Natürlich habe ich auch ausführlichst Cadiz, die Provinz und ganz Andalusien erkundet. In meinem Fall kamen meine Eltern mit dem Auto zu Besuch und ließen dieses dann bei mir. Das hat zwar viele Vorzüge, aber auch mit Bus, Bahn und Mietwagen kommt man recht billig überall hin. Neben dem Karneval, dessen absolute Hochburg Cadiz ist, sollte man auf keinen Fall die Umzüge der Semana Santa und die zahlreichen Ferias verpassen, die im Frühjahr und im Sommer in sämtlichen Städten und Dörfern Andalusiens stattfinden. Es ist kaum in Worte zu fassen, was die Andersartigkeit des Lebens in Cadiz ausmacht – es ist einfach alles bunter, lauter, wärmer und einfacher. Alles Wichtige spielt sich auf der Straße ab, nur unterbrochen von der obligatorischen Siesta, und im Sommer vor allem abends und nachts und am endlos langen Strand. Bestimmend für die Laune der ganzen Stadt ist in Cadiz der Wind – der Levante – der auch immer wieder mit bis zu 90km/h durch die Strassen fegt, und ohne den angeblich keine drei Tage vergehen. Wer im Winter in Cadiz ist, oder wie ich im Februar dort ankommt, sollte sich warm anziehen: außer dem Levante tun die extrem hohe Luftfeuchtigkeit und die in keiner Wohnung vorhandene Heizungen ein Übriges. Der gaditano kennt zwar keinen Schnee, aber feuchte, klamme Kälte und schlecht isolierte Fenster können schlimmer sein. Der Sommer rekompensiert einen dafür mit fünf regenlosen Monaten mit dauerhaften 45 Grad. Das extreme Klima ist jedoch nichts im Vergleich zur hohen Arbeitslosigkeit und den schlechten Zukunftsaussichten der Jugend. Viele dieser Probleme kommen erst zum Vorschein, wenn man an der Oberfläche der berühmten Lebensfreude kratzt. Besonders erschreckend sticht der Gegensatz ins Auge, wenn man einen Abstecher in eines der unbekannten kleinen Dörfer im Hinterland wagt und anschließend an die Costa del Sol mit ihren Bettenburgen und Jet-Set-Treffs weiterfährt. Es herrscht aber dennoch kein dauerndes Beklagen der schlechten Situation, wenn man sich auch dieser sehr genau bewusst ist. Stattdessen nützt man in Cadiz gerne jede Möglichkeit, um ausgelassen zu feiern, am besten am Strand. Lieblingsanlass der gaditanos ist natürlich ein Sieg ihrer Fußballmannschaft ("ese Cai, ole!")

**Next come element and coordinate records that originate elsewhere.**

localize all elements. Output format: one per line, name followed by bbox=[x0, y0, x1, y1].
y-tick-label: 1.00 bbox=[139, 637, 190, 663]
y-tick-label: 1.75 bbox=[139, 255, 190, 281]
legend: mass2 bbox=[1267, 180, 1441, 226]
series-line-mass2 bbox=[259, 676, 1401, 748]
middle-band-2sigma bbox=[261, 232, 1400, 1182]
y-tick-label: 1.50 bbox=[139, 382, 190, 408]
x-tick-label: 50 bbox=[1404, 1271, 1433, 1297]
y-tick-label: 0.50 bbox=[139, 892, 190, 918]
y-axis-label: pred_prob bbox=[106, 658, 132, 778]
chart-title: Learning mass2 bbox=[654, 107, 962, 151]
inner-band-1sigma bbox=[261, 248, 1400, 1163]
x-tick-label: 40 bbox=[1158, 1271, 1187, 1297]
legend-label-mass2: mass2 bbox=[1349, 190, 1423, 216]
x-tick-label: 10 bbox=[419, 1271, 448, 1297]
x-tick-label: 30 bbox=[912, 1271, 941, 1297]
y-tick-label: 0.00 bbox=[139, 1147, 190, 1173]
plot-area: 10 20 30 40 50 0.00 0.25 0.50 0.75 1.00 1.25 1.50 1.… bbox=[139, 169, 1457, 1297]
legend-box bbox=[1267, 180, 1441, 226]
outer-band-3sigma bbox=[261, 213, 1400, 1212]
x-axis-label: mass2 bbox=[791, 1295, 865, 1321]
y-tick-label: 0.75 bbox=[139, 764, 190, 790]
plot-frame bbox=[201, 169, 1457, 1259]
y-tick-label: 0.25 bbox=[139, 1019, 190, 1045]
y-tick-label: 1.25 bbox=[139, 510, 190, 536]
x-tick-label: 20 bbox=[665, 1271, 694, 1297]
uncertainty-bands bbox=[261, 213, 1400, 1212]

Am 27.9. bin ich schweren Herzens in Cadiz losgefahren und habe dort viele neue Freunde, viel leckeres Essen und eine Stadt mit einem ganz besonderen Ambiente zurückgelassen. Am 2.10. bin ich nach einem Abstecher nach Granada und Alicante wieder in Augsburg angekommen. Es waren unvergessliche acht Monate, die ich in Cadiz verbracht habe, und ich möchte diese Erfahrung nicht missen, in einem anderen Land zu leben und zu studieren, eine andere Sprache richtig zu sprechen und viele neue Menschen und ihre Lebensweise kennen zu lernen. Cadiz wird auch Fräulein des Meers und Braut des Windes genannt – seitdem ich wieder hier bin, weiß ich, warum.